Imagine a place where business owners bicycle to meetings, employees commute by bike and customers receive a discount for riding to their favorite shops. A Bicycle-Friendly Business District (BFBD) is such a place.
To establish North America’s first BFBDs, the City of Long Beach hired sustainable urban planning expert April Economides of Green Octopus Consulting. Four districts – Bixby Knolls, Retro Row, East Village Arts District and Cambodia Town – participated in the pilot, sponsored through a grant from Los Angeles County Department of Public Health’s RENEW (Renew Environments for Nutrition, Exercise and Wellness) initiative.
The Long Beach pilot included installing more bike racks and buying bikes and cargo bikes for business owners, association leaders and employees to use.
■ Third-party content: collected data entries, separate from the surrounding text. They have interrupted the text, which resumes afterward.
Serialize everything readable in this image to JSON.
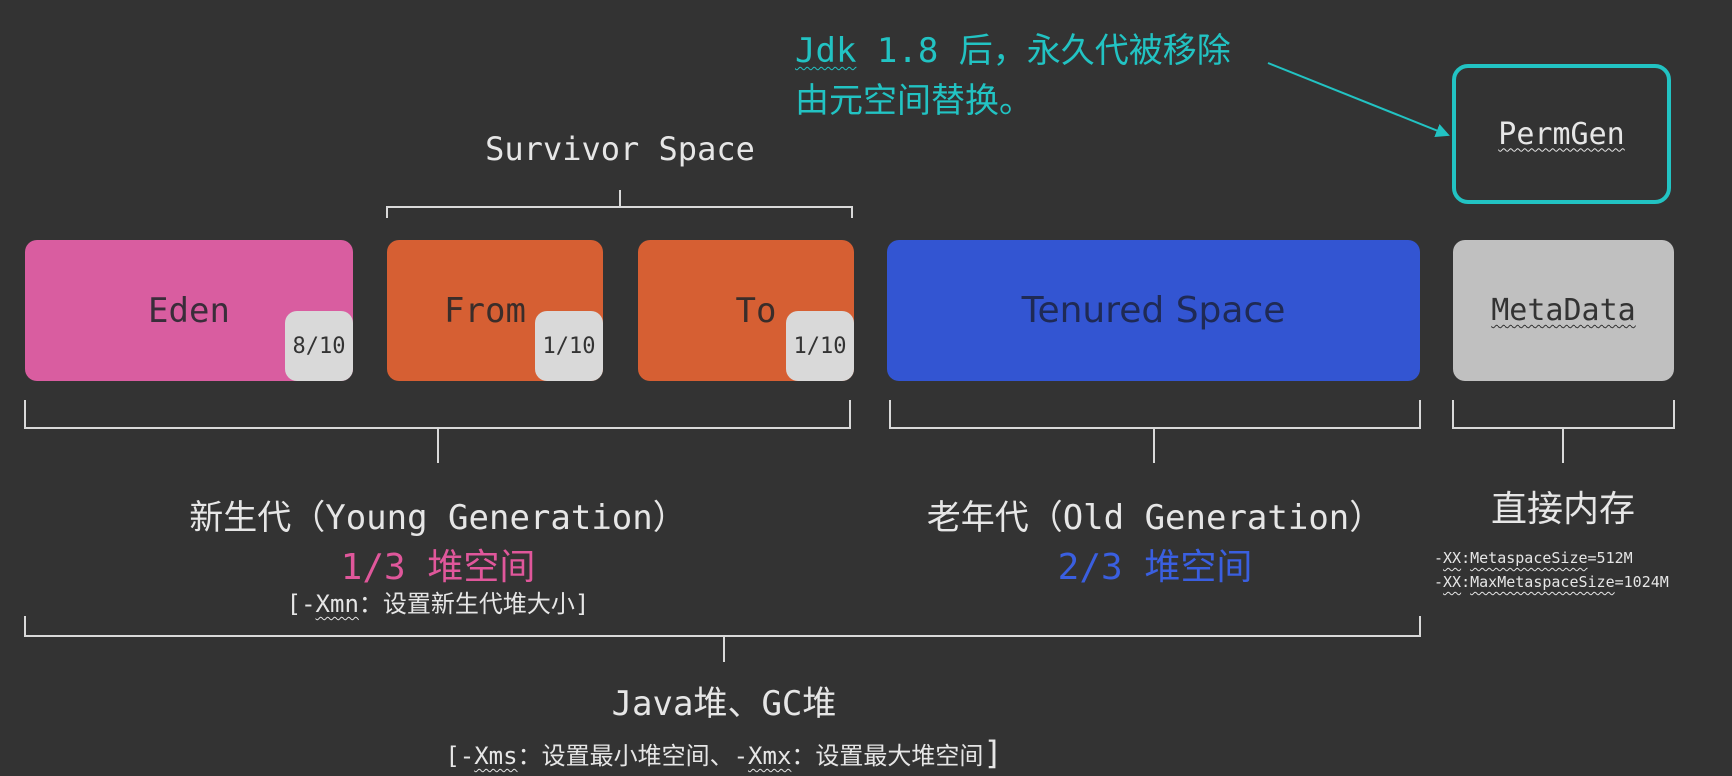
{
  "note": {
    "line1_part_jdk": "Jdk",
    "line1_rest": " 1.8 后，永久代被移除",
    "line2": "由元空间替换。"
  },
  "survivor_label": "Survivor Space",
  "boxes": {
    "eden": {
      "label": "Eden",
      "ratio": "8/10",
      "color": "#d95da0"
    },
    "from": {
      "label": "From",
      "ratio": "1/10",
      "color": "#d65f33"
    },
    "to": {
      "label": "To",
      "ratio": "1/10",
      "color": "#d65f33"
    },
    "tenured": {
      "label": "Tenured Space",
      "color": "#3355d2"
    },
    "metadata": {
      "label": "MetaData",
      "color": "#c0c0c0"
    },
    "permgen": {
      "label": "PermGen",
      "border_color": "#22c3c3"
    }
  },
  "young": {
    "title": "新生代（Young Generation）",
    "fraction": "1/3 堆空间",
    "param_open": "[-",
    "param_flag": "Xmn",
    "param_rest": "：设置新生代堆大小]"
  },
  "old": {
    "title": "老年代（Old Generation）",
    "fraction": "2/3 堆空间"
  },
  "direct": {
    "title": "直接内存",
    "param1_flag": "XX",
    "param1_name": "MetaspaceSize",
    "param1_value": "=512M",
    "param2_flag": "XX",
    "param2_name": "MaxMetaspaceSize",
    "param2_value": "=1024M"
  },
  "heap": {
    "title": "Java堆、GC堆",
    "param_open": "[-",
    "param_xms": "Xms",
    "param_mid": "：设置最小堆空间、-",
    "param_xmx": "Xmx",
    "param_end": "：设置最大堆空间"
  },
  "colors": {
    "background": "#333333",
    "young_accent": "#e0579b",
    "old_accent": "#3a5fe0",
    "note_teal": "#22c3c3",
    "bracket_line": "#d9d9d9"
  }
}
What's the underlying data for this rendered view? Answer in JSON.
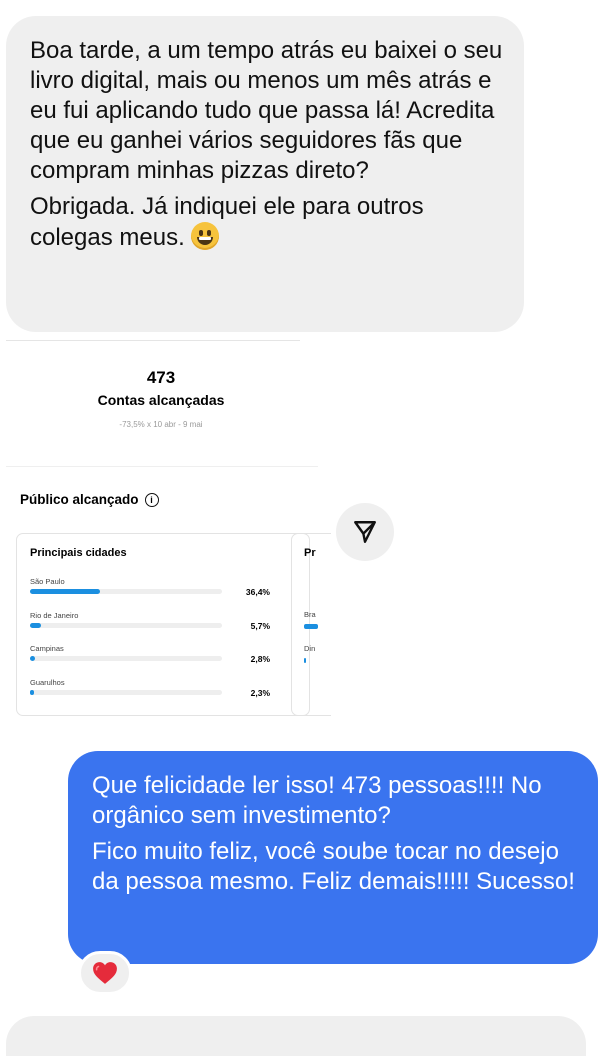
{
  "incoming_message": {
    "paragraph_1": "Boa tarde, a um tempo atrás eu baixei o seu livro digital, mais ou menos um mês atrás e eu fui aplicando tudo que passa lá! Acredita que eu ganhei vários seguidores fãs que compram minhas pizzas direto?",
    "paragraph_2": "Obrigada. Já indiquei ele para outros colegas meus.",
    "emoji_icon": "grinning-face-emoji"
  },
  "shared_screenshot": {
    "reach_count": "473",
    "reach_label": "Contas alcançadas",
    "reach_subtext": "-73,5% x 10 abr - 9 mai",
    "section_title": "Público alcançado",
    "cities_card": {
      "title": "Principais cidades",
      "cities": [
        {
          "name": "São Paulo",
          "percent": "36,4%",
          "value": 36.4
        },
        {
          "name": "Rio de Janeiro",
          "percent": "5,7%",
          "value": 5.7
        },
        {
          "name": "Campinas",
          "percent": "2,8%",
          "value": 2.8
        },
        {
          "name": "Guarulhos",
          "percent": "2,3%",
          "value": 2.3
        }
      ]
    },
    "second_card": {
      "title_fragment": "Pr",
      "rows": [
        "Bra",
        "Din"
      ]
    }
  },
  "share_button_icon": "paper-plane-icon",
  "outgoing_message": {
    "paragraph_1": "Que felicidade ler isso! 473 pessoas!!!! No orgânico sem investimento?",
    "paragraph_2": "Fico muito feliz, você soube tocar no desejo da pessoa mesmo. Feliz demais!!!!! Sucesso!"
  },
  "reaction": {
    "icon": "red-heart-icon"
  },
  "colors": {
    "incoming_bubble": "#efefef",
    "outgoing_bubble": "#3a74ef",
    "bar_accent": "#1b8fe0",
    "heart": "#e52b3b"
  }
}
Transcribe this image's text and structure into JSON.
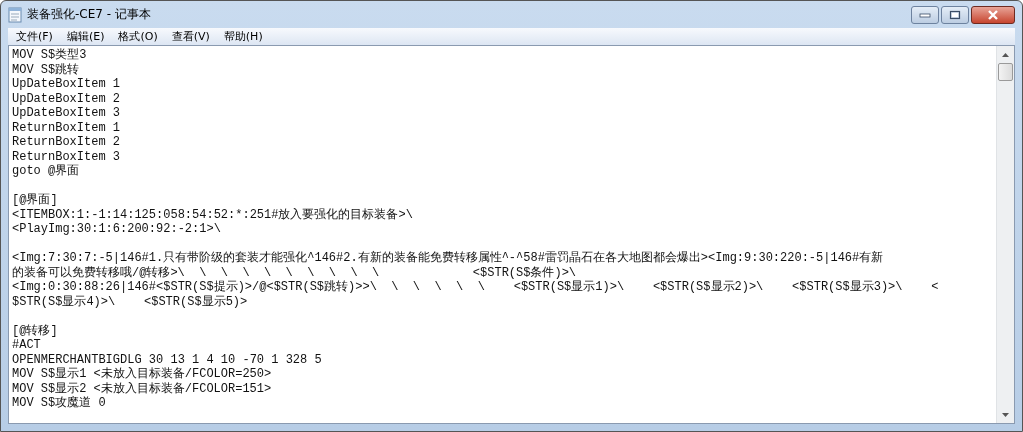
{
  "window": {
    "title": "装备强化-CE7 - 记事本"
  },
  "menu": [
    "文件(F)",
    "编辑(E)",
    "格式(O)",
    "查看(V)",
    "帮助(H)"
  ],
  "paragraphs": [
    {
      "lines": [
        "MOV S$类型3",
        "MOV S$跳转",
        "UpDateBoxItem 1",
        "UpDateBoxItem 2",
        "UpDateBoxItem 3",
        "ReturnBoxItem 1",
        "ReturnBoxItem 2",
        "ReturnBoxItem 3",
        "goto @界面"
      ]
    },
    {
      "lines": [
        "[@界面]",
        "<ITEMBOX:1:-1:14:125:058:54:52:*:251#放入要强化的目标装备>\\",
        "<PlayImg:30:1:6:200:92:-2:1>\\"
      ]
    },
    {
      "lines": [
        "<Img:7:30:7:-5|146#1.只有带阶级的套装才能强化^146#2.有新的装备能免费转移属性^-^58#雷罚晶石在各大地图都会爆出><Img:9:30:220:-5|146#有新",
        "的装备可以免费转移哦/@转移>\\  \\  \\  \\  \\  \\  \\  \\  \\  \\             <$STR(S$条件)>\\",
        "<Img:0:30:88:26|146#<$STR(S$提示)>/@<$STR(S$跳转)>>\\  \\  \\  \\  \\  \\    <$STR(S$显示1)>\\    <$STR(S$显示2)>\\    <$STR(S$显示3)>\\    <",
        "$STR(S$显示4)>\\    <$STR(S$显示5)>"
      ]
    },
    {
      "lines": [
        "[@转移]",
        "#ACT",
        "OPENMERCHANTBIGDLG 30 13 1 4 10 -70 1 328 5",
        "MOV S$显示1 <未放入目标装备/FCOLOR=250>",
        "MOV S$显示2 <未放入目标装备/FCOLOR=151>",
        "MOV S$攻魔道 0"
      ]
    }
  ]
}
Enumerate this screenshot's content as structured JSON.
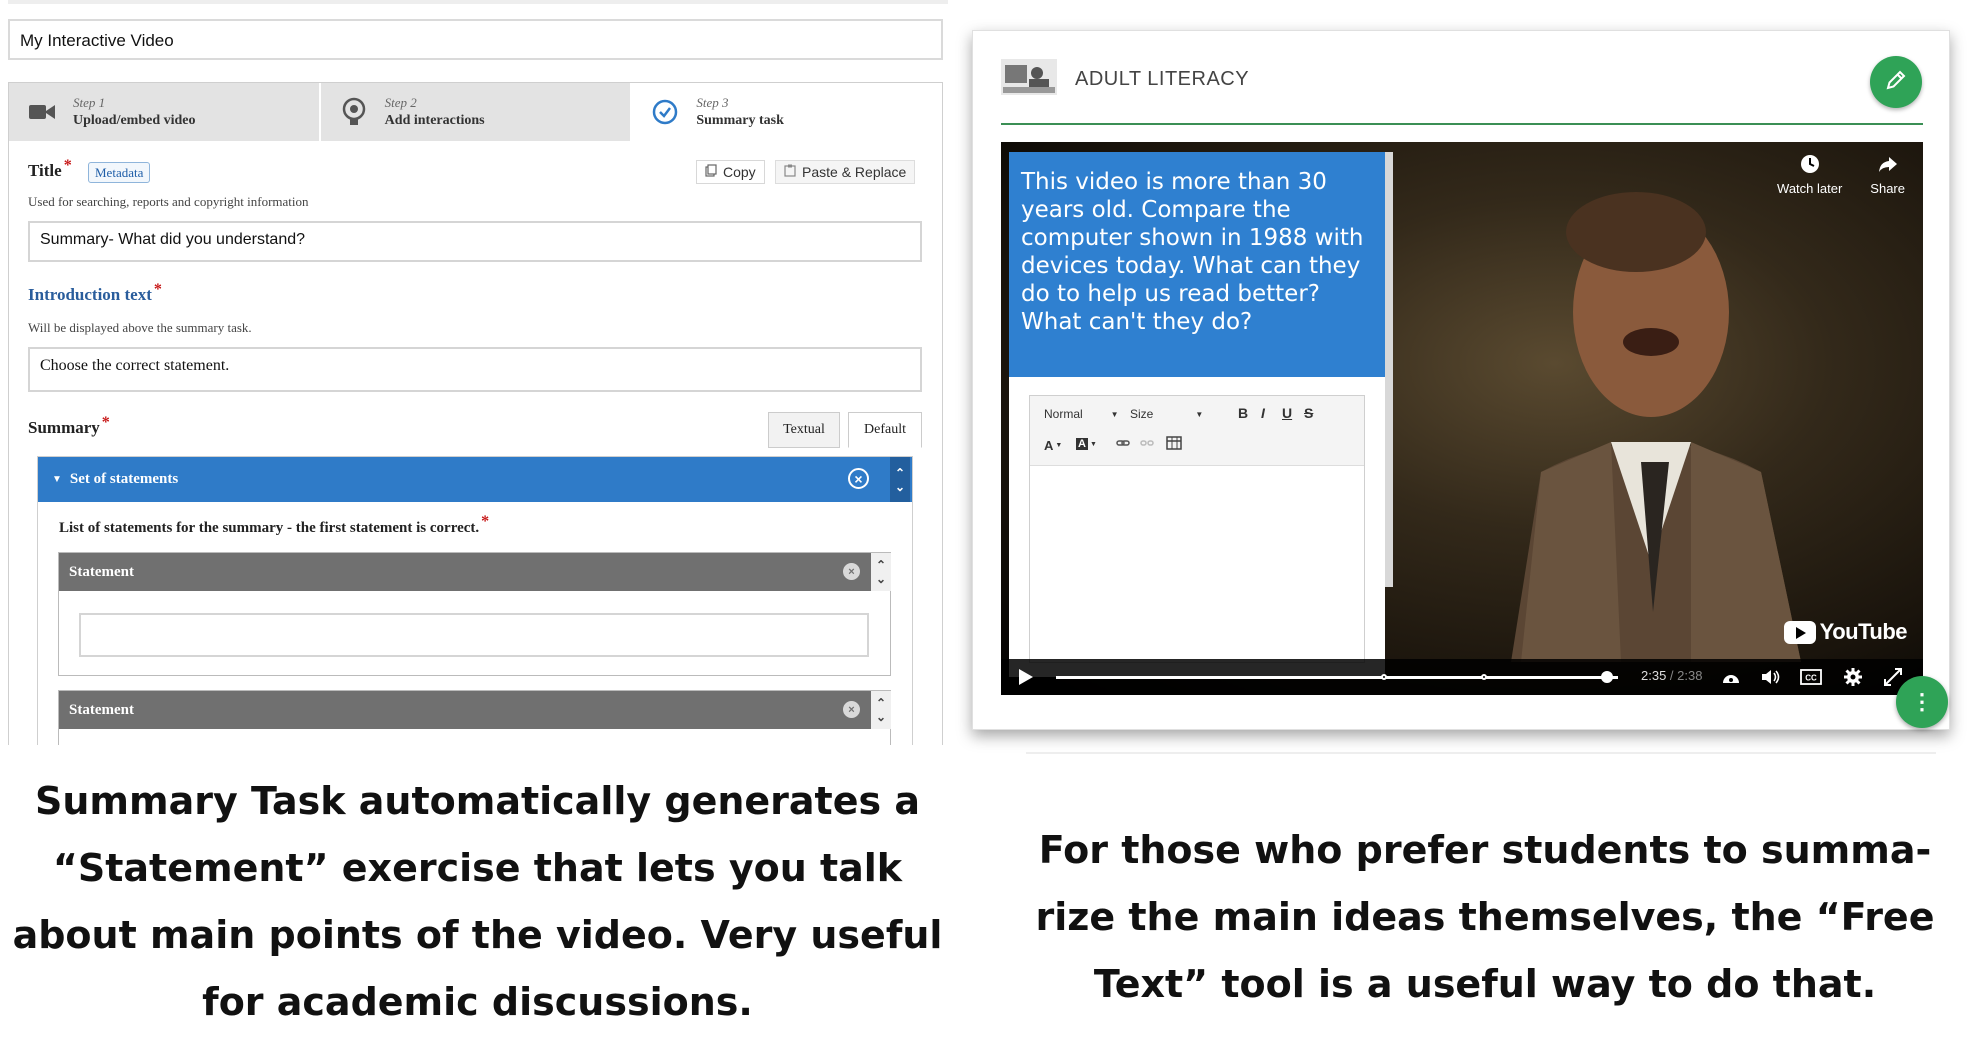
{
  "editor": {
    "video_title": "My Interactive Video",
    "steps": [
      {
        "number": "Step 1",
        "name": "Upload/embed video",
        "icon": "video-camera-icon"
      },
      {
        "number": "Step 2",
        "name": "Add interactions",
        "icon": "interactions-icon"
      },
      {
        "number": "Step 3",
        "name": "Summary task",
        "icon": "check-circle-icon"
      }
    ],
    "title_label": "Title",
    "metadata_label": "Metadata",
    "copy_label": "Copy",
    "paste_label": "Paste & Replace",
    "title_desc": "Used for searching, reports and copyright information",
    "title_value": "Summary- What did you understand?",
    "intro_label": "Introduction text",
    "intro_desc": "Will be displayed above the summary task.",
    "intro_value": "Choose the correct statement.",
    "summary_label": "Summary",
    "mode_textual": "Textual",
    "mode_default": "Default",
    "set_label": "Set of statements",
    "list_label": "List of statements for the summary - the first statement is correct.",
    "statement_label": "Statement",
    "required_mark": "*",
    "accent_color": "#2f7bc8"
  },
  "player": {
    "header_title": "ADULT LITERACY",
    "question_text": "This video is more than 30 years old. Compare the computer shown in 1988 with devices today. What can they do to help us read better? What can't they do?",
    "watch_later": "Watch later",
    "share": "Share",
    "youtube": "YouTube",
    "time_current": "2:35",
    "time_total": "2:38",
    "time_sep": " / ",
    "progress_fraction": 0.98,
    "rte": {
      "format": "Normal",
      "size": "Size",
      "bold": "B",
      "italic": "I",
      "underline": "U",
      "strike": "S"
    },
    "accent_color": "#2fa357"
  },
  "captions": {
    "left": "Summary Task automatically generates a “Statement” exercise that lets you talk about main points of the video. Very useful for academic discussions.",
    "right": "For those who prefer students to summa- rize the main ideas themselves, the “Free Text” tool is a useful way to do that."
  }
}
Other program initiatives were creating the Bike Saturdays discount program, adding stencils reading “Walk Your Bike” on sidewalks, giving 195 free bike tune-ups at 19 clinics, and hosting free community bike rides. Combined, these actions create a healthier, livelier business area for all to enjoy. Though the Long Beach pilot program came to a close early in 2012, BFBDs live on under the direction of individual districts.
According to Economides, each BFBD is unique, because each district is tailored to suit the needs of the specific area. In BFBDs, business association leaders, owners and employees also use bikes to commute, run errands and grab lunch. This is a good thing: “People who bike to work are healthier and happier, and they take fewer sick days,” said Economides. Happy, hardworking employees directly translate into financial gains for business owners.
A concern for most businesses, said Economides, is not being able to provide enough parking. Replacing cars with bicycles helps alleviate these concerns. “If a business can get some existing customers on bikes, suddenly more spots open up. The bottom line is bikes help to decrease parking problems.” An increase in bicyclists – who can easily park their ride and pop into a store – also means more eyes and ears in the community, making BFBDs safer places. Businesses also gain what Economides calls “the intangible benefit of learning more about bicycling and how biking benefits their community.”
According to Economides, the ideal BFBD should have ample free, convenient bike parking, offer discounts for customers who arrive by bike and integrate bikes into district events. “In car-dominant cities, people depend on their vehicles to drive out of their neighborhood and go to the mall for food, shopping and services. A lot of times people don’t even realize what great services are in their own neighborhoods.”
Keep an eye out for more BFBDs in the future. Seven districts in San Diego just launched programs in the summer of 2012. Miami, FL, Oakville, ON, Minneapolis, MN, and New York, NY are also embarking on programs. With tangible benefits for all shareholders in the community, it is easy to see why BFBDs are popping up everywhere.